Des études antérieures effectuées avec H.E.S.S pointées vers l'intérieur de notre galaxie avaient pu mettre en évidence de nombreux résidus de supernovas et autres nébuleuses à vent de pulsars émettant des photons gamma de plus de 100 GeV. Cette fois-ci, c'est à l'extérieur de notre Galaxie que H.E.S.S a pu détecter ces trois nouvelles sources gamma clairement identifiées, et plus exactement dans le grand nuage de Magellan, petite galaxie satellite de la nôtre, visible dans l'hémisphère sud (H.E.S.S est un réseau de détecteurs basé en Namibie depuis 2002, et amélioré en 2012).
Le réseau de réflecteurs de H.E.S.S (Clementina Medina/CEA-Irfu) |
Le grand nuage de Magellan, rappelons-le, est une galaxie irrégulière qui a une masse totale de seulement 4% de celle de la Voie Lactée, et est situé à une distance d'environ 180000 années-lumière.

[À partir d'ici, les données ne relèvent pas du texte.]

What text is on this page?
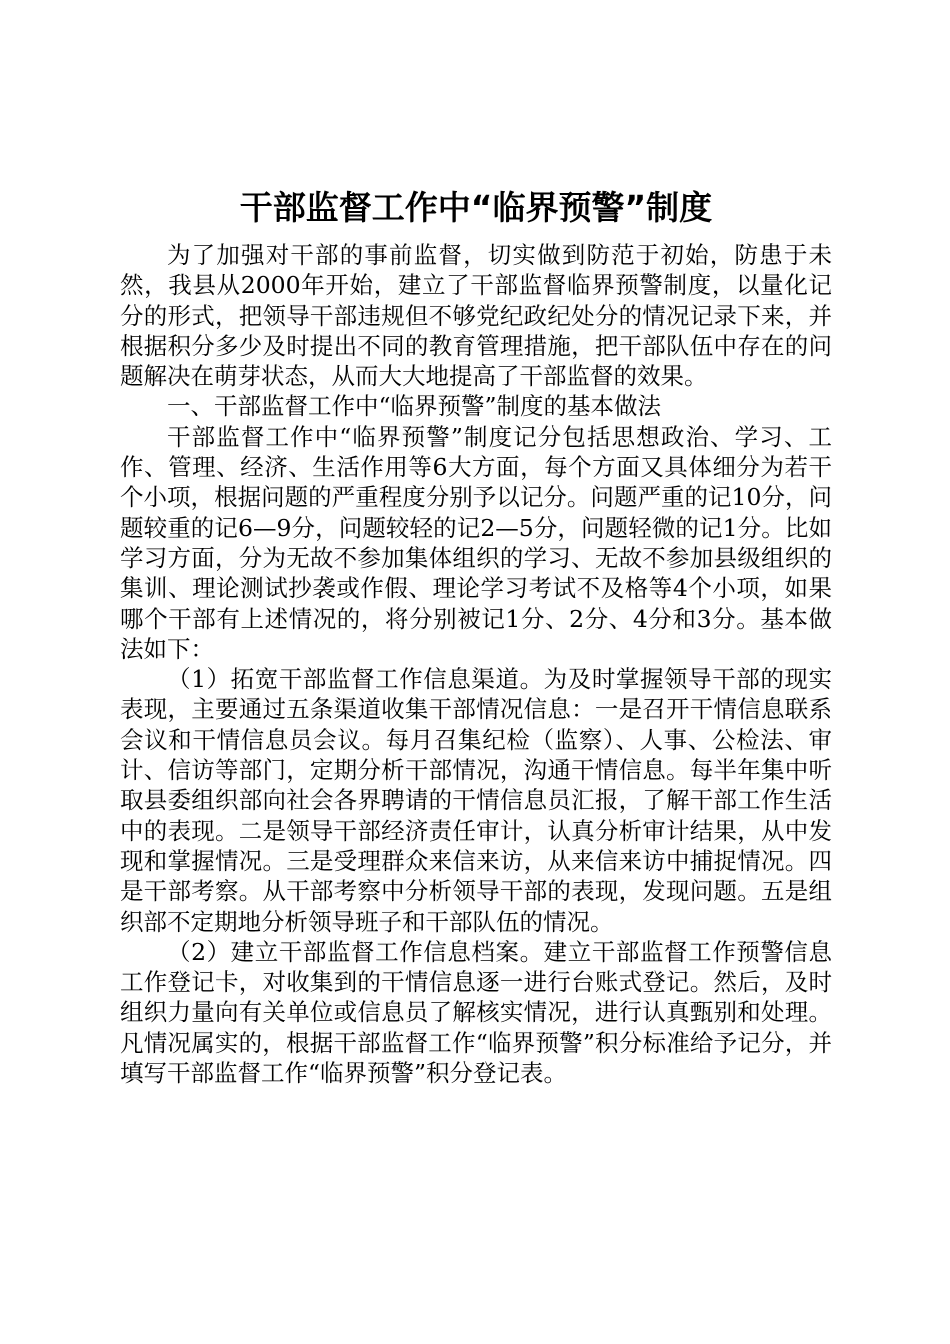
干部监督工作中“临界预警”制度

为了加强对干部的事前监督，切实做到防范于初始，防患于未然，我县从2000年开始，建立了干部监督临界预警制度，以量化记分的形式，把领导干部违规但不够党纪政纪处分的情况记录下来，并根据积分多少及时提出不同的教育管理措施，把干部队伍中存在的问题解决在萌芽状态，从而大大地提高了干部监督的效果。

一、干部监督工作中“临界预警”制度的基本做法

干部监督工作中“临界预警”制度记分包括思想政治、学习、工作、管理、经济、生活作用等6大方面，每个方面又具体细分为若干个小项，根据问题的严重程度分别予以记分。问题严重的记10分，问题较重的记6—9分，问题较轻的记2—5分，问题轻微的记1分。比如学习方面，分为无故不参加集体组织的学习、无故不参加县级组织的集训、理论测试抄袭或作假、理论学习考试不及格等4个小项，如果哪个干部有上述情况的，将分别被记1分、2分、4分和3分。基本做法如下：

（1）拓宽干部监督工作信息渠道。为及时掌握领导干部的现实表现，主要通过五条渠道收集干部情况信息：一是召开干情信息联系会议和干情信息员会议。每月召集纪检（监察）、人事、公检法、审计、信访等部门，定期分析干部情况，沟通干情信息。每半年集中听取县委组织部向社会各界聘请的干情信息员汇报，了解干部工作生活中的表现。二是领导干部经济责任审计，认真分析审计结果，从中发现和掌握情况。三是受理群众来信来访，从来信来访中捕捉情况。四是干部考察。从干部考察中分析领导干部的表现，发现问题。五是组织部不定期地分析领导班子和干部队伍的情况。

（2）建立干部监督工作信息档案。建立干部监督工作预警信息工作登记卡，对收集到的干情信息逐一进行台账式登记。然后，及时组织力量向有关单位或信息员了解核实情况，进行认真甄别和处理。凡情况属实的，根据干部监督工作“临界预警”积分标准给予记分，并填写干部监督工作“临界预警”积分登记表。
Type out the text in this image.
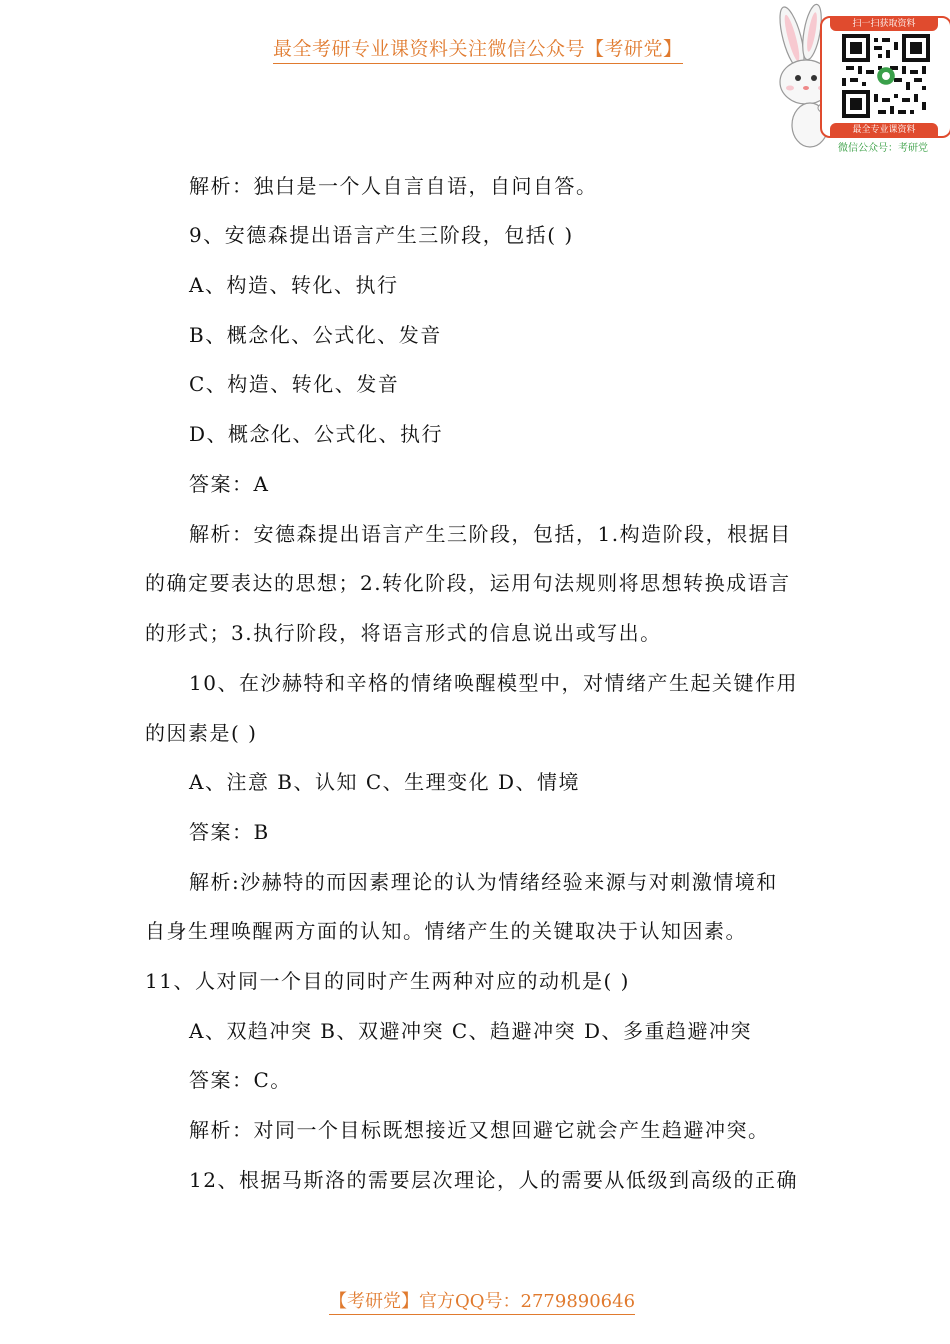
最全考研专业课资料关注微信公众号【考研党】
扫一扫获取资料
最全专业课资料
微信公众号：考研党
解析：独白是一个人自言自语，自问自答。
9、安德森提出语言产生三阶段，包括( )
A、构造、转化、执行
B、概念化、公式化、发音
C、构造、转化、发音
D、概念化、公式化、执行
答案：A
解析：安德森提出语言产生三阶段，包括，1.构造阶段，根据目
的确定要表达的思想；2.转化阶段，运用句法规则将思想转换成语言
的形式；3.执行阶段，将语言形式的信息说出或写出。
10、在沙赫特和辛格的情绪唤醒模型中，对情绪产生起关键作用
的因素是( )
A、注意 B、认知 C、生理变化 D、情境
答案：B
解析:沙赫特的而因素理论的认为情绪经验来源与对刺激情境和
自身生理唤醒两方面的认知。情绪产生的关键取决于认知因素。
11、人对同一个目的同时产生两种对应的动机是( )
A、双趋冲突 B、双避冲突 C、趋避冲突 D、多重趋避冲突
答案：C。
解析：对同一个目标既想接近又想回避它就会产生趋避冲突。
12、根据马斯洛的需要层次理论，人的需要从低级到高级的正确
【考研党】官方QQ号：2779890646
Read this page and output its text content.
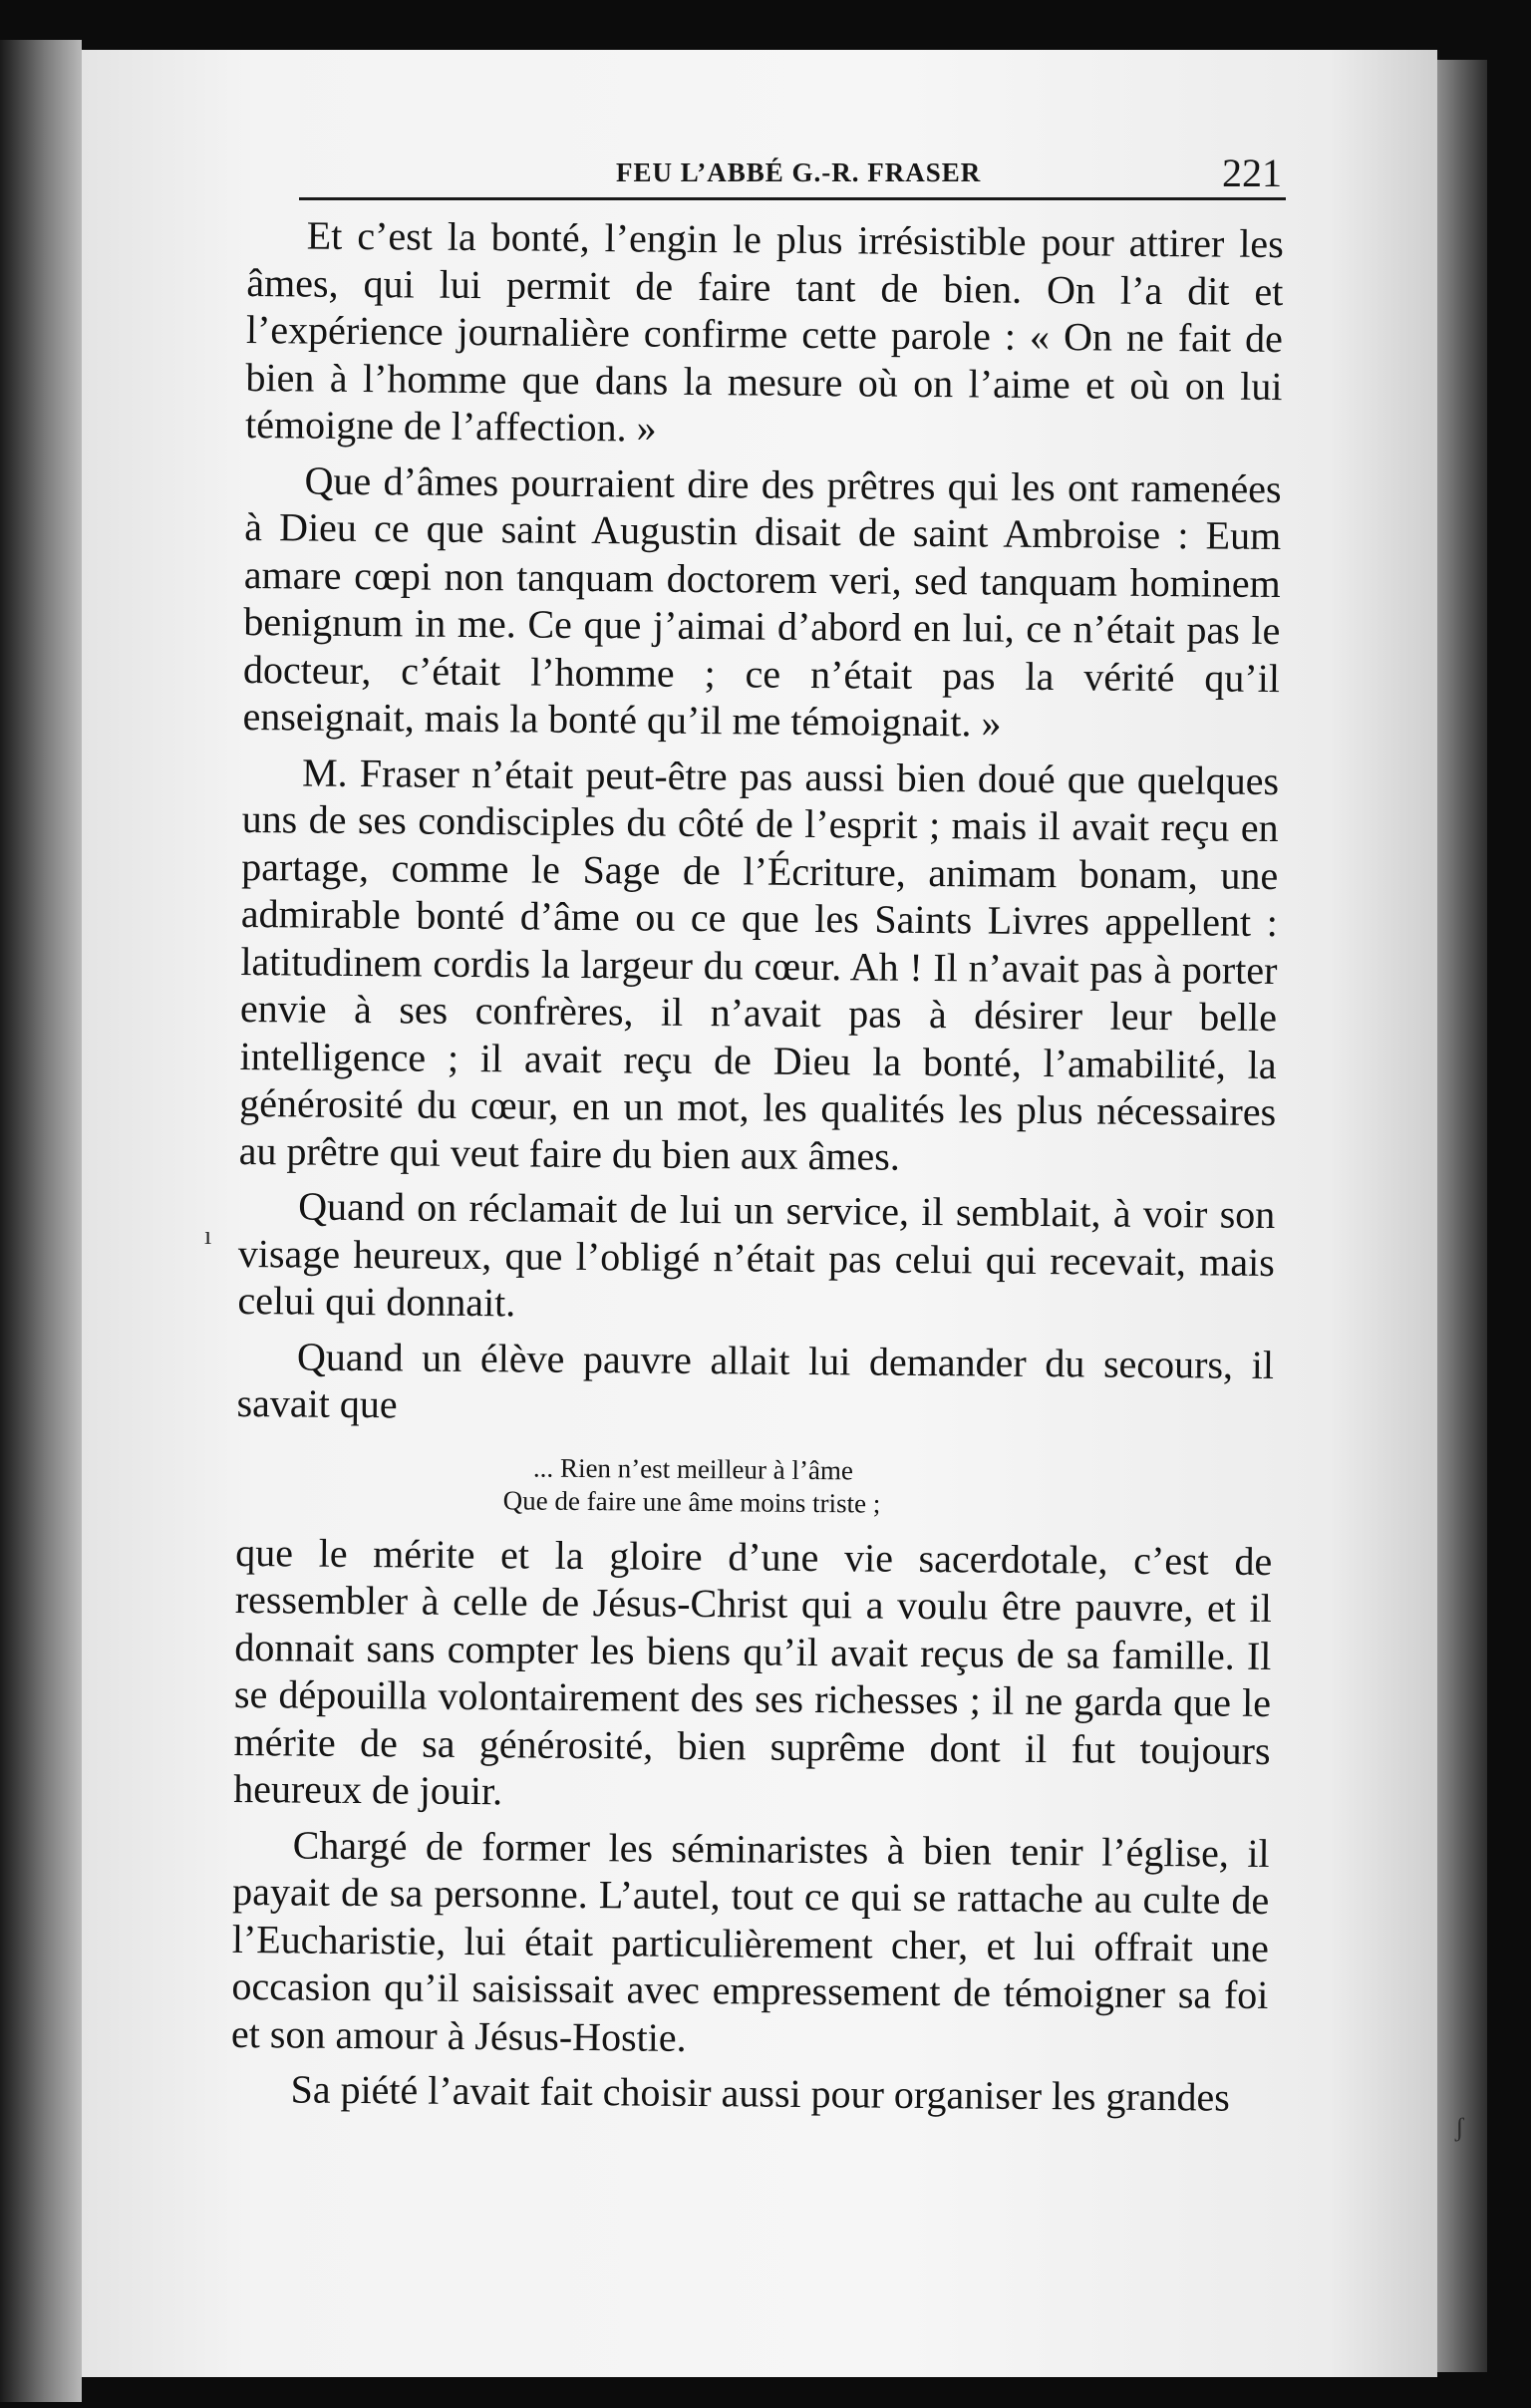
FEU L’ABBÉ G.-R. FRASER	221

Et c’est la bonté, l’engin le plus irrésistible pour attirer les âmes, qui lui permit de faire tant de bien. On l’a dit et l’expérience journalière confirme cette parole : « On ne fait de bien à l’homme que dans la mesure où on l’aime et où on lui témoigne de l’affection. »

Que d’âmes pourraient dire des prêtres qui les ont ramenées à Dieu ce que saint Augustin disait de saint Ambroise : Eum amare cœpi non tanquam doctorem veri, sed tanquam hominem benignum in me. Ce que j’aimai d’abord en lui, ce n’était pas le docteur, c’était l’homme ; ce n’était pas la vérité qu’il enseignait, mais la bonté qu’il me témoignait. »

M. Fraser n’était peut-être pas aussi bien doué que quelques uns de ses condisciples du côté de l’esprit ; mais il avait reçu en partage, comme le Sage de l’Écriture, animam bonam, une admirable bonté d’âme ou ce que les Saints Livres appellent : latitudinem cordis la largeur du cœur. Ah ! Il n’avait pas à porter envie à ses confrères, il n’avait pas à désirer leur belle intelligence ; il avait reçu de Dieu la bonté, l’amabilité, la générosité du cœur, en un mot, les qualités les plus nécessaires au prêtre qui veut faire du bien aux âmes.

Quand on réclamait de lui un service, il semblait, à voir son visage heureux, que l’obligé n’était pas celui qui recevait, mais celui qui donnait.

Quand un élève pauvre allait lui demander du secours, il savait que

... Rien n’est meilleur à l’âme
Que de faire une âme moins triste ;

que le mérite et la gloire d’une vie sacerdotale, c’est de ressembler à celle de Jésus-Christ qui a voulu être pauvre, et il donnait sans compter les biens qu’il avait reçus de sa famille. Il se dépouilla volontairement des ses richesses ; il ne garda que le mérite de sa générosité, bien suprême dont il fut toujours heureux de jouir.

Chargé de former les séminaristes à bien tenir l’église, il payait de sa personne. L’autel, tout ce qui se rattache au culte de l’Eucharistie, lui était particulièrement cher, et lui offrait une occasion qu’il saisissait avec empressement de témoigner sa foi et son amour à Jésus-Hostie.

Sa piété l’avait fait choisir aussi pour organiser les grandes

ı
ʃ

Grâce à sa nature, la confusion entre sources gamma est beaucoup moins problématique que lorsque l'on regarde vers le centre de notre galaxie par exemple, les incertitudes sur les distances sont également beaucoup moins importantes.
Les téléscopes gamma comme H.E.S.S possèdent une résolution angulaire de quelques arcminutes, bien meilleure que celle que peut atteindre le télescope Fermi-LAT, qui fut l'un des premiers instruments à détecter des rayons gamma dans le Grand Nuage de Magellan, mais diffus. C'est sa très bonne résolution angulaire qui permet à H.E.S.S d'identifier des sources individuelles.
Ses observations de trois nouvelles sources gamma au sein du Grand Nuage de Magellan permettent d'étendre l'astronomie gamma à haute énergie en donnant des exemples concrets de sources situées en dehors de notre galaxie.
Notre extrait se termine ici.